I think that I have missed the last few years of holiday posts. They are no doubt getting undoubtely getting increasingly in-appropriate as this blog completes it’s transition to an open lab-book. Still, I am stuck in an airport post-ICBO, so why not?

I have, to my knowledge, only been to Greece for work before, so I was not entirely sure what we were going to get, beyond the climate and food, which I figured was likely to be pretty similar to Turkey where we were two year before (actually, we could see the Turkish coast we had swam from). In this, I was correct. It’s reasonably hot. The ground is dry although there is no shortage of water (although, I didn’t know that Rhodes has almost no natural running water). The first week there was a very pleasant wind blowing, although I believe that this is unusual; it had gone by the second week.

Pefkos it a pretty small town and it is entirely tourist-driven; the accommodation is largely populated by the UK package tour operators, and it is rather “English breakfast”, but not offensively so. Our hotel backed onto the beach and, unlike Turkey, Greek beaches are not private owned; long may this last, although I have no doubt that somewhere right-wing economics are busy coming up with explanations as to why this is really a bad thing.

Rhodes itself is very beautiful, although we saw it largely by tour bus; while this avoids argument as to who is going to get stuck with the driving, the lack of control and the joyless, breathless, pillar-to-post excursion experience brings hassles of its own. Still, unlikely Turkey, the attempts to sell junk (Onyx in Turkey, Olive oil in Rhodes) to tourists was much less relentless. Likewise, the prices were reasonable, stated up-front on the menu and stuck to. Best things to see, if you are interested, were Rhodes town itself, and the butterfly valley, although this is not a major discovery. If you go to Rhodes, people will give you opinions on the 10 options pretty quick.

I believe that as a tourist town Pefkos is unusual on Rhodes in actually having Resturants at all, as most of the other towns have full-board hotels and there is no market. This seemed like a good thing, as hotel catering is rarely reliable. However, the resturant food was rather disappointing from a veggie perspective.

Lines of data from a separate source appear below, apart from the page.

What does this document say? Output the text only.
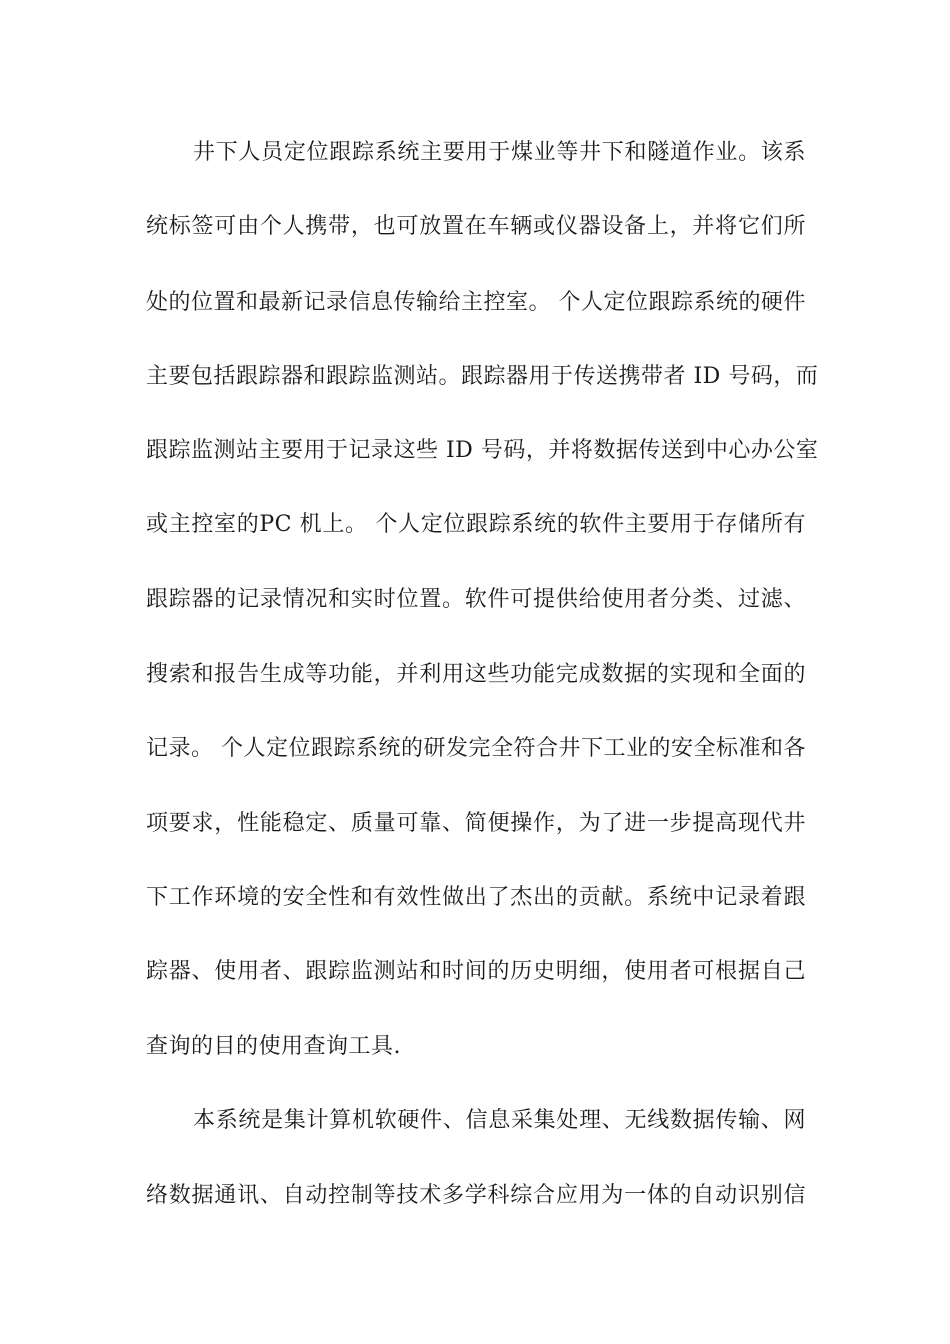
井下人员定位跟踪系统主要用于煤业等井下和隧道作业。该系
统标签可由个人携带，也可放置在车辆或仪器设备上，并将它们所
处的位置和最新记录信息传输给主控室。 个人定位跟踪系统的硬件
主要包括跟踪器和跟踪监测站。跟踪器用于传送携带者 ID 号码，而
跟踪监测站主要用于记录这些 ID 号码，并将数据传送到中心办公室
或主控室的PC 机上。 个人定位跟踪系统的软件主要用于存储所有
跟踪器的记录情况和实时位置。软件可提供给使用者分类、过滤、
搜索和报告生成等功能，并利用这些功能完成数据的实现和全面的
记录。 个人定位跟踪系统的研发完全符合井下工业的安全标准和各
项要求，性能稳定、质量可靠、简便操作，为了进一步提高现代井
下工作环境的安全性和有效性做出了杰出的贡献。系统中记录着跟
踪器、使用者、跟踪监测站和时间的历史明细，使用者可根据自己
查询的目的使用查询工具.
本系统是集计算机软硬件、信息采集处理、无线数据传输、网
络数据通讯、自动控制等技术多学科综合应用为一体的自动识别信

While the Greeks seem curiously smug about their cuisine as they have discovered both the grill and the oven, their main dishes I find lack variety or composition, so I was not expecting much there. But, their mezze are great and even if they are largely replicated identically between resturants, so I expected to eat well.

The problem was that the mezze were too big; by the time you’d bought, say, some hummous, with a bit of bread, you already had half the food that you were ever going to eat. If I wanted to sample the variety they had on offer in one meal, I’d have to buy 5 dishes, then throw most of each away. I tried asking about this, but Greece (or tourist Greece) is not like Italy; the menu is a description of what you can choose from, not a starting point for negotiation. I didn’t starve, but it could have been so much better.

The best meal I got was from a buffet at the hotel, where I could pick what I wanted; oh, the irony. This at their themed “Greek night” — a pretty obscure theme for a Greek hotel, on a Greek island, in Greece, but they attacked it with gusto: they seemed genuinely disappointed that I didn’t drink the Ouzo (“it’s a spirit, with aniseed”, they explained); then, the Greek dancers, to the sounds of a bousouki player, and attempts to get us to join the knees up, after which the band switched between the top 10 bousouki standards, interspersed with the top 10 chart hits (Taylor Swift sounds better on bousouki than in the original though, perhaps, that is less surprising than it seems on first thoughts). It was all rather fun, even if haunted by the shade of Monty Python.

The backdrop to the holiday was the economic crisis; the Greeks voted no in the middle. It seemed a brave attempt to resist the bullying and hectoring; reform is needed, indeed, but it is in the international businesses who think that tax is for the little people, and with the self-appointed guardians of the economy who treat social justice and welfare as a luxury to be disposed of, as soon as the opportunity arises. Perhaps it seems unlikely, given that their leaders have already capitulated, but I hope that the Greek people can hold on to as many of these things as they can. Maybe, the Greeks can help lead the world back toward democracy and away from the current hegemony; they have a history in doing this, after all.

If they can keep their free beaches which they were kind enough to share with us on our holiday, and which I hope they will share with us again in future, that would be nice as well.